Mariah had told Guckel this morning she didn't know what happened after the cure, after the mindgame ended.
But Lenny wouldn't be cured. He would die. Neither Master Gabriel nor Lenny's mistress could torture him then. For Lenny, Master Gabriel's kindness mindgame was just that -- kindness. There would be no after.
And the mindgame had brought Lenny comfort, just as it had at times comforted her more than she would ever admit. Gabriel had saved Lenny from torture, just as he had saved Mariah from death. What did it mean?
***
The next morning Mariah was assigned with two other slaves to go on their own to the food exchange. It was Mariah's first time in the corridors of the mansion unaccompanied by a human. As they passed a window she admired the glint off the silver do not molest bracelet Mistress Celia had fastened on her wrist. The bracelet, if she behaved with propriety, would likely protect her from unwanted attention.
It was Tabitha who suggested that they go outside rather than through the north wing of the mansion to get to the exchange. Gino shook his head. "If we get caught . . ." he said, his hands on his welted backside.
"We won't!" Tabitha said. "Not if we walk quickly." Gino shook his head dubiously and Tabitha appealed to Mariah. "You want to, don't you?"
Mariah nodded her head, her heart pounding. Gino sighed and rolled his eyes, but followed the other two out the door.
Outside. The lawn, green and soft, intersected with carefully tended walkways. Beyond it, the fields, where Mariah had grown up. And beyond them . . . Mariah didn't care. She took Tabitha's and Gino's hands and the three of them started to run, towards the food exchange where they were sent, but outside, breaking rules, laughing.
***
Mariah was so lost in her thoughts that she did not notice when she and Gabriel exited the mansion. The walkway pavement felt warm under her feet. "My lord?" she asked tentatively.
Gabriel blinked, coming back from where he had been deep in his own thoughts. "Yes?" he said with an encouraging smile.
"After Lenny dies . . ." she tried to formulate her thoughts. "Is that all?" When Gabriel just looked puzzled, she clarified, "Do you think there's another life, another mindgame, after this one?" She blushed, embarrassed by how stupid she sounded.
Gabriel pushed his finger through the hair on his forehead. "I don't know," he said. "I don't think it matters."
"How can it not?" Mariah asked. "I mean . . ." But she didn't know what she meant.

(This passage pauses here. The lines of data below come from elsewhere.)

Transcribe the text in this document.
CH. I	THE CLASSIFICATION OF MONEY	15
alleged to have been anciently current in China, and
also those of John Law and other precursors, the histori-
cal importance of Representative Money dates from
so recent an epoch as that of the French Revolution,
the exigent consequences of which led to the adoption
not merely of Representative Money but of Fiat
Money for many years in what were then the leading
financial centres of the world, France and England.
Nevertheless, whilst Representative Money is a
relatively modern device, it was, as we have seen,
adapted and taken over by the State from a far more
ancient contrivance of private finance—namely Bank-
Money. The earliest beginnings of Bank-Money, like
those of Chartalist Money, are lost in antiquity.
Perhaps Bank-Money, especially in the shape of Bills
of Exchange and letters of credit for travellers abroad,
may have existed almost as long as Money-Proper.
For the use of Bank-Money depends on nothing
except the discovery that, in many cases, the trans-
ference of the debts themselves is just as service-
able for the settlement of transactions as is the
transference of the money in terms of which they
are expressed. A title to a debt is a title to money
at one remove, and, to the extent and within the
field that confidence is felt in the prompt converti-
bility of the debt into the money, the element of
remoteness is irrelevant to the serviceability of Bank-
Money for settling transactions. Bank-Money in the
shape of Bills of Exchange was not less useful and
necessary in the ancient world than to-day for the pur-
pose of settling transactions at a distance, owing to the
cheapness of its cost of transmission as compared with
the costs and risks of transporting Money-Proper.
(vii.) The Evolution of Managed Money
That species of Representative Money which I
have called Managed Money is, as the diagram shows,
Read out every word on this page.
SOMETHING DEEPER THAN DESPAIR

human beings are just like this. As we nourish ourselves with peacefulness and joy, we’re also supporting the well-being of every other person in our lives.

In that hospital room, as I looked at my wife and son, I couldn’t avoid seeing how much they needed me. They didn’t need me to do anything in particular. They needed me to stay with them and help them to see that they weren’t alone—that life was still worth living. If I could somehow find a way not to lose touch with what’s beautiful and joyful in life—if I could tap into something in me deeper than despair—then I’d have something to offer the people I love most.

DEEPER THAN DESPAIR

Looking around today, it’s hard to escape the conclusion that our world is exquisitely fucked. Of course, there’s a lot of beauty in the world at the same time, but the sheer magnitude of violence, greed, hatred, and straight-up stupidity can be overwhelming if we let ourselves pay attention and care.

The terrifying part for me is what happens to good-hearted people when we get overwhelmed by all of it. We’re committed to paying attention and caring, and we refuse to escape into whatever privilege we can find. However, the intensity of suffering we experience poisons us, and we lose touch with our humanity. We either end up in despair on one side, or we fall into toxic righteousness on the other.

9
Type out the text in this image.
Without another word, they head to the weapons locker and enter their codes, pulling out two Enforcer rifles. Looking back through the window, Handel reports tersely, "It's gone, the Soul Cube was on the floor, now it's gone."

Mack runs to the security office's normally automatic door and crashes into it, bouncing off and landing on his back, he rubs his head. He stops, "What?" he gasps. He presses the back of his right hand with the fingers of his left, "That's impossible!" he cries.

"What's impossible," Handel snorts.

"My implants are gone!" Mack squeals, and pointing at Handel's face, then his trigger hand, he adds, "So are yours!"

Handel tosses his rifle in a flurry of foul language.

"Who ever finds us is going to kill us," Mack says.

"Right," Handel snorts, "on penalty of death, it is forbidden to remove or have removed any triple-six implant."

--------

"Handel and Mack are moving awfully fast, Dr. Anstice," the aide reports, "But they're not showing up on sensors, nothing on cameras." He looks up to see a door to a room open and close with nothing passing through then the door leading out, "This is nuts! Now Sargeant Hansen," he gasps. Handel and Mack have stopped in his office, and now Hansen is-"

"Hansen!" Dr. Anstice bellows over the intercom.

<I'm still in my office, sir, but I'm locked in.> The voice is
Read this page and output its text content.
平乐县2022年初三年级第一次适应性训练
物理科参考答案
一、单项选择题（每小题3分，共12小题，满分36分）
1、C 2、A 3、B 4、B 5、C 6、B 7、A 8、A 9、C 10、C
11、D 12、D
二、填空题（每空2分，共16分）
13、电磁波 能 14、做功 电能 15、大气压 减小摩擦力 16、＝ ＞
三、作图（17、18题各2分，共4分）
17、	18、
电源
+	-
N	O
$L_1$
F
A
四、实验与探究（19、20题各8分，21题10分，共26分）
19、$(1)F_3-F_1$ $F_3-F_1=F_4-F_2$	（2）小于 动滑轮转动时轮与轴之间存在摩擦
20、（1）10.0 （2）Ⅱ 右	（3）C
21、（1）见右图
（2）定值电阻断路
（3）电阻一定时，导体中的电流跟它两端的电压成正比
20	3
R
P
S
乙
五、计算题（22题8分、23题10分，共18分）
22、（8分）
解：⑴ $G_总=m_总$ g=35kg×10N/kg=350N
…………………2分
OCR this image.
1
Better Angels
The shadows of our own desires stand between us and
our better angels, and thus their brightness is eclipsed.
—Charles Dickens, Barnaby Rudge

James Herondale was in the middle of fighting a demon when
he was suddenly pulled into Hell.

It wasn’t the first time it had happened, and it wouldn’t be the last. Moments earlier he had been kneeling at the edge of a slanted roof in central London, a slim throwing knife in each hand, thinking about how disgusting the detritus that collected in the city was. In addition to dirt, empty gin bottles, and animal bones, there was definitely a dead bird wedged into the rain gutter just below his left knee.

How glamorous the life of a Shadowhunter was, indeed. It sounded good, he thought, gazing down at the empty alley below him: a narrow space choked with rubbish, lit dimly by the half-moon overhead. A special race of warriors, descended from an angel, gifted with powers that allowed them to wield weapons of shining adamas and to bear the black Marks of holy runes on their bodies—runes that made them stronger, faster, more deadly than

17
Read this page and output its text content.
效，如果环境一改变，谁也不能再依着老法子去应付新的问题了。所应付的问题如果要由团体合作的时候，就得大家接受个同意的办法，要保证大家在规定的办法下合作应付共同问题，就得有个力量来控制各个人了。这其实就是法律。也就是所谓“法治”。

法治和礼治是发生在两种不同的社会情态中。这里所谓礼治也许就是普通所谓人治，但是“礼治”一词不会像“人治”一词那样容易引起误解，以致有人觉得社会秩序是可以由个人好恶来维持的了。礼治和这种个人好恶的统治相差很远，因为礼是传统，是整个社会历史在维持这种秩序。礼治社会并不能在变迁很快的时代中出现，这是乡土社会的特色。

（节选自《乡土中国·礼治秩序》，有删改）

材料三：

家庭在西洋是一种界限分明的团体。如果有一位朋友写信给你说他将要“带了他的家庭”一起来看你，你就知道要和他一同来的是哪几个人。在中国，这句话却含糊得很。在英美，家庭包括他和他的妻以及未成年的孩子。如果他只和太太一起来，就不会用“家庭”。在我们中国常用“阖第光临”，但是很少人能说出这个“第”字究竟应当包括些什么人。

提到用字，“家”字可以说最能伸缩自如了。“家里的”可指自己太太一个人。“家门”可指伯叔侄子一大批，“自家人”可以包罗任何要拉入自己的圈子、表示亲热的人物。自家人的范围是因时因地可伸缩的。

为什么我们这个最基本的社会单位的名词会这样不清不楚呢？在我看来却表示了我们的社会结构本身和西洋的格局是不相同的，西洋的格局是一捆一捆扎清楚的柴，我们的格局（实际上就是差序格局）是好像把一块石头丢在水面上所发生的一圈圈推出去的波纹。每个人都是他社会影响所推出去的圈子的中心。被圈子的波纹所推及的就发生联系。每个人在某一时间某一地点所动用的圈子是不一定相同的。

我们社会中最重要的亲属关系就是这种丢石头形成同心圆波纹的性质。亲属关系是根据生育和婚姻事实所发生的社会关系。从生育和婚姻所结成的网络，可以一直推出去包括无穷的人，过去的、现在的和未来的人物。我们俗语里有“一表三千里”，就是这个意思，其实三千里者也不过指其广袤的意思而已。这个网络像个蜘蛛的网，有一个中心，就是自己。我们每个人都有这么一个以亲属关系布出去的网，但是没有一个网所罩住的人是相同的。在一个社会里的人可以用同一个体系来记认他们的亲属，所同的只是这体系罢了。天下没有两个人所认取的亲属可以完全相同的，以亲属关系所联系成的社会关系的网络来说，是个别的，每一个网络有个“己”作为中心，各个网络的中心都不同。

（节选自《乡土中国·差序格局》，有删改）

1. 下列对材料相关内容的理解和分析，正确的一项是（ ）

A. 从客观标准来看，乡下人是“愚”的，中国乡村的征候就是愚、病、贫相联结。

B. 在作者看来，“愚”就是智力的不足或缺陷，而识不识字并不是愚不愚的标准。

Gabriel led Mariah over to a bench swing under an oak tree. "A lot of people who lived long ago thought it mattered," he said. "Some believed in heaven -- a paradise where good people would go after they died, or people who believed the right things. Some believed that people would be reborn as other people, or even animals, depending on how they acted in this life. Some believed dead bodies would be brought back to life."
He pushed the ground with his foot, making the swing move. "The earth was populated, then, from one ocean to the next and on continents across the oceans, there were people everywhere. And no matter what the people believed, they used the earth up, and they fought tremendous bloody battles against each other, sometimes because of what they believed, until there was hardly anyone left, billions of people died, devastation like you can't imagine." Mariah listened, transfixed, as Gabriel continued, "And of those who were left, some people who believed and some who didn't became masters and some people who believed and some who didn't became slaves."
He stood up, and gave his hand to Mariah to help her up. "It doesn't matter what happens after we die. What matters is what we do while we're alive. Do we help each other, and stand up for what's right? Or do we . . ." He pointed to a mistress across the yard, forcing a crying slave to walk into a wild rose patch, her skin torn by the thorns . . . "Do we act like that?" He started to walk again, and Mariah came with him.